In the field trial against highly resistant leafminers on cut mums, we did not see the same results as in the potted mum trial (See Figure 2, page 19). Three applications were made during the first five weeks of the trial. Seventy leaves were collected weekly from all treatments and the number of mines was recorded. Pest pressure was very high in this greenhouse, and we were attempting to provide alternative solutions for this grower. Only Avid sprayed weekly (see weeks 3 and 4, Figure 2) in this facility was effective. As soon as applications ceased, the leafminer population became unmanageable. This grower needs to review his pest management program and consider using some of the cultural controls available to him such as steaming or sterilizing the soil between crops, exclusion screens, etc.

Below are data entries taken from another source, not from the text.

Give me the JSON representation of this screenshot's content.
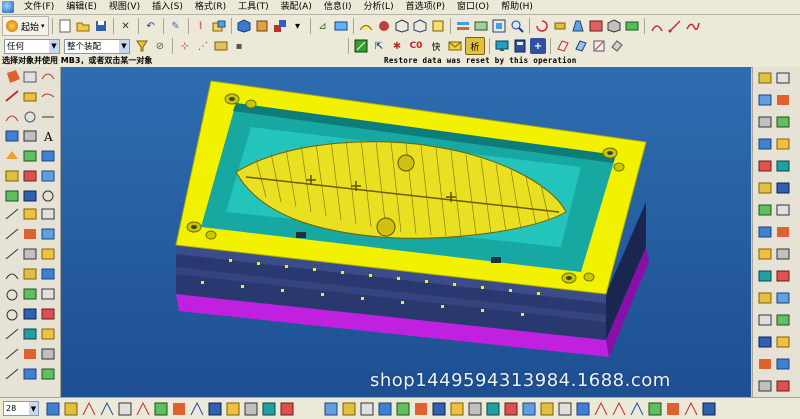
{
  "menubar": {
    "items": [
      "文件(F)",
      "编辑(E)",
      "视图(V)",
      "插入(S)",
      "格式(R)",
      "工具(T)",
      "装配(A)",
      "信息(I)",
      "分析(L)",
      "首选项(P)",
      "窗口(O)",
      "帮助(H)"
    ]
  },
  "toolbar": {
    "start_label": "起始",
    "filter_combo": "任何",
    "assembly_combo": "整个装配",
    "coord_label": "C0",
    "quick_label": "快",
    "analyze_label": "析"
  },
  "status": {
    "prompt": "选择对象并使用 MB3，或者双击某一对象",
    "message": "Restore data was reset by this operation"
  },
  "bottom": {
    "zoom_value": "28"
  },
  "watermark": {
    "text": "shop1449594313984.1688.com"
  },
  "colors": {
    "viewport_bg": "#2a62a8",
    "mold_plate": "#f0f000",
    "cavity": "#17a7a0",
    "base": "#2b3a6a",
    "bottom_plate": "#b020d0"
  }
}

Pesticide resistance in the leafminer

Why can the leafminer be so difficult to control using pesticides? The serpentine leafminer, like some other insect pests, has an innate ability to develop resistance to multiple modes of action by selected pesticides. Even the agrochemical industry has had difficulty developing new chemistries for leafminer control in the past. For example, when permethrin was fairly new, it was considered a possible solution to leafminer resistance. However, once in use, it lasted for no more than a few years before the leafminer developed significant resistance to the product. Around the mid-1980s, two products, cyromazine and abamectin, seemed to solve the problem. Later, when abamectin and cyromazine were registered for leafminer control in the mid-1980s, the problem subsided. Resistance is rearing its ugly head again, however. Control failures for these chemicals and others are now being insinuated.

Because of our experience, many of us studying pest management are asked what we would recommend to control specific insects pests like the leafminer. However, because each grower's insecticide use is unique, they will have pests with a different tolerance for pesticides depending on the amount used. Therefore, it is very difficult to recommend pesticides to growers. If you are concerned with the possibility of resistance buildup, send some samples to a local scientist who can determine the level of resistance at your particular facility. They may be able to recommend pesticides that can help manage the resistant pest.

A better tactic would be to practice resistance avoidance. Exclusion, monitoring, spot treating and rotating chemical class will help avoid resistance buildup in the pest population. Once resistance occurs, you are practicing resistance management, and that is a very different and difficult job.